Cobalt is the metal the battery industry keeps trying to break up with and keeps texting back. In 2018 it was the scarce, ethically-fraught bottleneck everyone feared. Since then LFP chemistry — which uses no cobalt and no nickel — took a huge slice of the EV market, and every nickel-cobalt cathode maker swore it was thrifting cobalt down to a rounding error. And yet here we are, and the world is still buying a lot of cobalt.
Two things are true at once
The honest version of the cobalt story holds two facts that the loud versions each ignore:
- Demand is softer than the bulls of 2018 thought. LFP is real, thrifting is real, and the "cobalt supercrunch" thesis aged badly. If you're still trading 2018's panic, stop.
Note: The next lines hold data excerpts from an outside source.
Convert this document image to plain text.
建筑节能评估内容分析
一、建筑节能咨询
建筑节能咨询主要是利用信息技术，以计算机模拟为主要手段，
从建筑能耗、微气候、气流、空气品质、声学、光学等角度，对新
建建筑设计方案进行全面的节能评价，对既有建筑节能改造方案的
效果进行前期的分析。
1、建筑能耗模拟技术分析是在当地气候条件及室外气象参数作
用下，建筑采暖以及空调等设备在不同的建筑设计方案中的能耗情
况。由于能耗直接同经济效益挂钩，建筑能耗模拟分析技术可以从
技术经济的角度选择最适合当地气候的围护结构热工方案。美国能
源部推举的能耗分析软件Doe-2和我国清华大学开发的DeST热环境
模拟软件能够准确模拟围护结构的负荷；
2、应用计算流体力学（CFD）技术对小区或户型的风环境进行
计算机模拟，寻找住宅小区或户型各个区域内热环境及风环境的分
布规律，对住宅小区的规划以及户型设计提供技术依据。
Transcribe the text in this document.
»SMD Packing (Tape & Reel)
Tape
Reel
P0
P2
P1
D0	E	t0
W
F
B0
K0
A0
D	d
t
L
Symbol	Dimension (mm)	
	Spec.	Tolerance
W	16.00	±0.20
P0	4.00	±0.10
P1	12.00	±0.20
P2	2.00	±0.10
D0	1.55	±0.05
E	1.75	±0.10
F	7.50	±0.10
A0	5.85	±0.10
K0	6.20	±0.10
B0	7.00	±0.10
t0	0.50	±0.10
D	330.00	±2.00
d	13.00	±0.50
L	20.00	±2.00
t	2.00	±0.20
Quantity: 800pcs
- Cobalt isn't going to zero. High-energy-density nickel-rich cathodes still want some cobalt for stability, and those aren't disappearing from the premium and long-range end of the market. "Cobalt-free" headlines describe a share shift, not an extinction.
The part that actually matters: who holds the supply
Forget demand for a second. The structural fact about cobalt is concentration. Most of it comes out of the DRC, much of it as a by-product of copper, and a large share of the ownership and almost all of the midstream refining runs through China. On top of that, the single most important swing factor for the price is whether one company — Glencore ($GLEN) — chooses to run or idle one mine, Mutanda. When a single operator's on/off switch moves the global price, you do not have a normal commodity market. You have an administered one.
Cobalt's price is less a supply-and-demand outcome than a small number of deliberate decisions by a small number of players.
How we'll cover it
- Treat every "cobalt-free breakthrough" as a claim about what ships at scale, not what works in a lab or a slide.
- Watch the by-product dynamic: cobalt supply rides on copper economics in the DRC, which means the copper price quietly sets the cobalt floor.
- Keep the ethics real, not performative. The artisanal-mining and provenance questions in the DRC are serious, and they don't get solved by a Western press release.
The take: cobalt is no longer the scarcity story. It's a concentration story. That's less dramatic and a lot more important.